Nafi memakai helm yang di berikan driver itu, lalu naik ke atas motor dan tak lama, motor melaju. Sedang asik menatap jalan, perempuan itu langsung menepuk-nepuk bahu driver ojek dengan tangannya sembari berucap, "Bang! Berhenti, Bang!"

"Eh, belum nyampe, Mbak!" balas sang driver.

"Gak apa-apa, Bang. Berhenti aja!"

Akhirnya, motor menepi. Nafi langsung turun dan membuka helmnya. "Udah saya bayar di aplikasinya, ya, Bang! Gak apa-apa belum nyampe juga, saya ikhlas kok," katanya tidak jelas.

Setelah motor yang di naikinya tadi melaju. Nafi tersenyum karena ia melihat kedai penjual rujak di tepi jalan. Melihat penjual rujak, Nafi langsung mengingat sahabatnya yang kini hamil lima bulan. Karena yang ia tahu, biasanya ibu hamil suka sekali dengan rujak. Jadi, Nafi berinisiatif untuk membelinya.

Nafi berjalan mendekati kedai itu. "Bang, satu ya! Di bungkus," katanya memesan lalu mendudukan diri di kursi yang sudah di sediakan di sana.

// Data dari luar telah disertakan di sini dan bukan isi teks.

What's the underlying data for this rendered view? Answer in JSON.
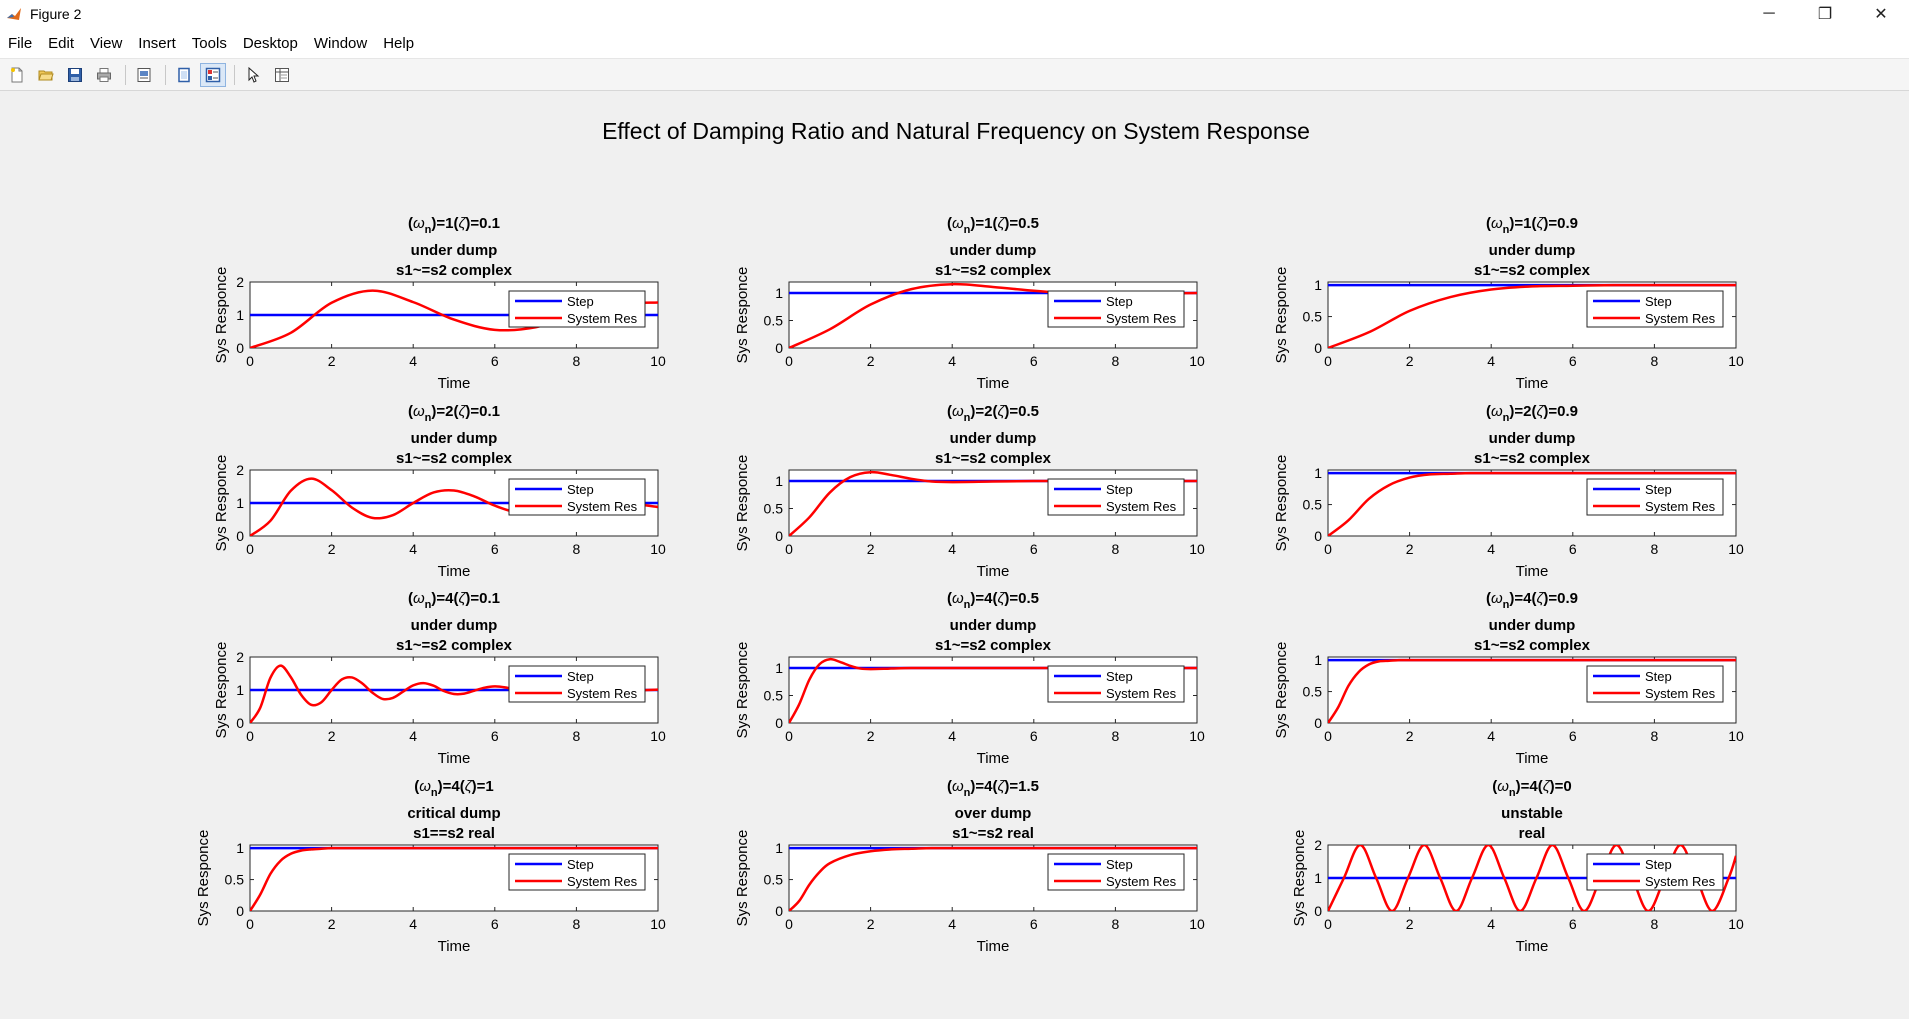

Saat melihat penjual rujak itu hampir selesai menyiapkan pesanannya. Nafi langsung berdiri, perempuan itu membuka paper bag yang dibawanya karena ia membawa dua buku. Lalu mencari dompetnya di sana.

Nafi membulatkan matanya saat tidak melihat keberadaan dompetnya disana. Padahal, tadi ia menyimpannya bersamaan dengan buku yang ada di dalamnya. Aduh, gimana nih? Dompetnya ketinggalan kali, ya?

Nafi berdiri sembari menggigit bibirnya. Jantungnya sudah bergemuruh apalagi saat mendengar si penjual mengatakan, "Ini, Mbak. Rujaknya udah jadi."

"Emm, tunggu ya, Mas!" Nafi menghela napas, membuka ponselnya untuk mencari solusi. Sampai, ia tersenyum kala mengingat jika ia masih mempunyai uang digitalnya. "Mas, bayarnya pakai aplikasi uang digital bisa, gak?" tanyanya menatap sang penjual.

"Aduh, Mbak. Ini kedai kaki lima atuh. Mana bisa bayar pakai yang gituan, pakai uang cash aja," jawab si penjual. Nafi menghela napas, lalu menatap jalan. Saat menatap jalan, ia tersenyum karena melihat mobil yang tak asing berhenti di dekat kedai itu.

"Ah, itu mobil Bang Aryan bukan sih?!" pekiknya tertahan. "Mas, tunggu dulu, ya!" Nafi berucap, lalu melangkah keluar kedai setelah menyimpan paper bag nya.

Nafi yakin, jika mobil di depannya ini adalah mobil teman sepupunya yang bernama Aryan. Dengan berani, Nafi mengetuk kaca mobil yang tertutup itu perlahan. Tak lama kemudian, senyuman kembali terukir di wajahnya. Benar, yang ia lihat saat kaca terbuka adalah Aryan.

"Lho? Nafi? Ada apa? Kok lo ada di sini?" Aryan sepertinya habis menelepon seseorang. Ya, tentu saja mereka saling mengenal. Sudah hampir sepuluh kali mereka bertemu dan mengobrol.

Nafi masih memasang senyumannya. "Bang, mau bantu Nafi gak?" tanyanya.

"Kenapa lo?" tanya Aryan.

"Nafi kan mau ke rumah Hana sama Bang Bian, terus Nafi beli rujak buat Hana. Nah, tapi--" Nafi menggantung ucapannya.

"Tapi apa?"

"Nafi lupa bawa dompet, Bang. Rujaknya udah jadi, terus gak bisa bayar pakai duit digital. Bang Aryan mau, kan, bantuin Nafi? Bayarin dong, gak sampe lima puluh ribu kok," jelas Nafi.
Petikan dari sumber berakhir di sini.